It seems like a circular argument if the criteria of an academic project
"successfully influencing industry" is widespread adoption but that adoption
cannot be facilitated by a commercial entity.

 _[As a side note -- the impetus for Xen, and also somewhat for VMware, was in
a vision of global appliance-based computing, not in "virtualization
research." I think that is really interesting given what just happened in this
area in the last 3 or 4 years.]_

------
cpr
I'm wondering if it's time for a revival of the capability-based OS's of the
70's, such as Hydra/C.mmp, CMU's flagship OS of the time.
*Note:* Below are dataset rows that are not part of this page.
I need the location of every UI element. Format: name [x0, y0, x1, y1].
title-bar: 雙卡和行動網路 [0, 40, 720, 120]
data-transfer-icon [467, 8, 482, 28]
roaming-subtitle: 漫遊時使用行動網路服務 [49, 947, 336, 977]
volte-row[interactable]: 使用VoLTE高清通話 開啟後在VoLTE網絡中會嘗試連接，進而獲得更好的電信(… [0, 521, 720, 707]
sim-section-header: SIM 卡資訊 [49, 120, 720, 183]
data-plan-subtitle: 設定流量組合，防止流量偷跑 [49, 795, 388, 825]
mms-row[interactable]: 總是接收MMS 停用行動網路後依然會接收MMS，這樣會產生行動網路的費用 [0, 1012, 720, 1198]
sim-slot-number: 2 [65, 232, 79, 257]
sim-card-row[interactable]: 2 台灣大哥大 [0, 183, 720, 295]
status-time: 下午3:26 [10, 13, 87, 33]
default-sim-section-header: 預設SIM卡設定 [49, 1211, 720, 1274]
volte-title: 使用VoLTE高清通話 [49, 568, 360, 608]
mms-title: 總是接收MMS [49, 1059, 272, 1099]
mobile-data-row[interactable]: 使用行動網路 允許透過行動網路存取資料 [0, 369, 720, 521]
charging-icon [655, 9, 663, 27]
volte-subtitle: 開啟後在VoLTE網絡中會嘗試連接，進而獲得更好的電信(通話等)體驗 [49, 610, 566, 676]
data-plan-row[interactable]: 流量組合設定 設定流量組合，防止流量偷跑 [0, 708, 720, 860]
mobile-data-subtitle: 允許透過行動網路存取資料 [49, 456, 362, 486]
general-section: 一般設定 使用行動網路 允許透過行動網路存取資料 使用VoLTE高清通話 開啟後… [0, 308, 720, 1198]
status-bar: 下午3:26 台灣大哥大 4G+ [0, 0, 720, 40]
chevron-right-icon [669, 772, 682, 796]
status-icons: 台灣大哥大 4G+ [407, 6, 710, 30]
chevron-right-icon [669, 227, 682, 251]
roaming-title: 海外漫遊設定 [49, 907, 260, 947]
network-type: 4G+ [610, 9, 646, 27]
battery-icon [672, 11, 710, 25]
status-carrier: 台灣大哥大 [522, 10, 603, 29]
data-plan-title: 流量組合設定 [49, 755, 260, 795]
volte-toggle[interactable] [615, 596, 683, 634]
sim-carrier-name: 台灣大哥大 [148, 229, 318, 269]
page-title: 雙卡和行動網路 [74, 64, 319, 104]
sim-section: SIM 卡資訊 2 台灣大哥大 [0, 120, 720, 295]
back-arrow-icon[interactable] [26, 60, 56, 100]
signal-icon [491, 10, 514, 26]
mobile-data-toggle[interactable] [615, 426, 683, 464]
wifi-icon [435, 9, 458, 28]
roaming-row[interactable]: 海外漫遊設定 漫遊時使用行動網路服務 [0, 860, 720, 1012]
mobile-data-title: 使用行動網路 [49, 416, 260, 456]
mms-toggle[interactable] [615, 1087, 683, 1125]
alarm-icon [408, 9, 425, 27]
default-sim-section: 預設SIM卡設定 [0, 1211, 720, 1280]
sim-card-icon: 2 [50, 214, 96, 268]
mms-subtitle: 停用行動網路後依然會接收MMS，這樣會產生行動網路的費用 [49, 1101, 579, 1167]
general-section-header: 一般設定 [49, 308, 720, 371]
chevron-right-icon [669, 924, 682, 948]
Seems like the raw performance is there, and the CPU parallelism is there.
Certainly the time is ripe for a more secure basis for operating systems, and
capabilities still seem like one of the best theoretical foundations around.

------
dinkumthinkum
Maybe someone should inform SOSP. By the way guys virtualization is hardly the
only thing going on in systems research. As far as the Web replacing the OS...
Honestly if HTTP/HTML is the sole future of innovation in computing then that
is a bit sad. As for Cloud Computing, well, let's say the reports of the
demise of systems research have been greatly, greatly exagerrated. Actually,
looking at my dept this just seems to be a pitifully naive view.there are
plenty of projects and not the time nor enough grad students to do them all.

------
heresyforme
New OS stagnation could be showing the trend away from the OS. A return to the
terminal? Cloud computing could be the first new step of many. In many ways we
may no longer need the local OS.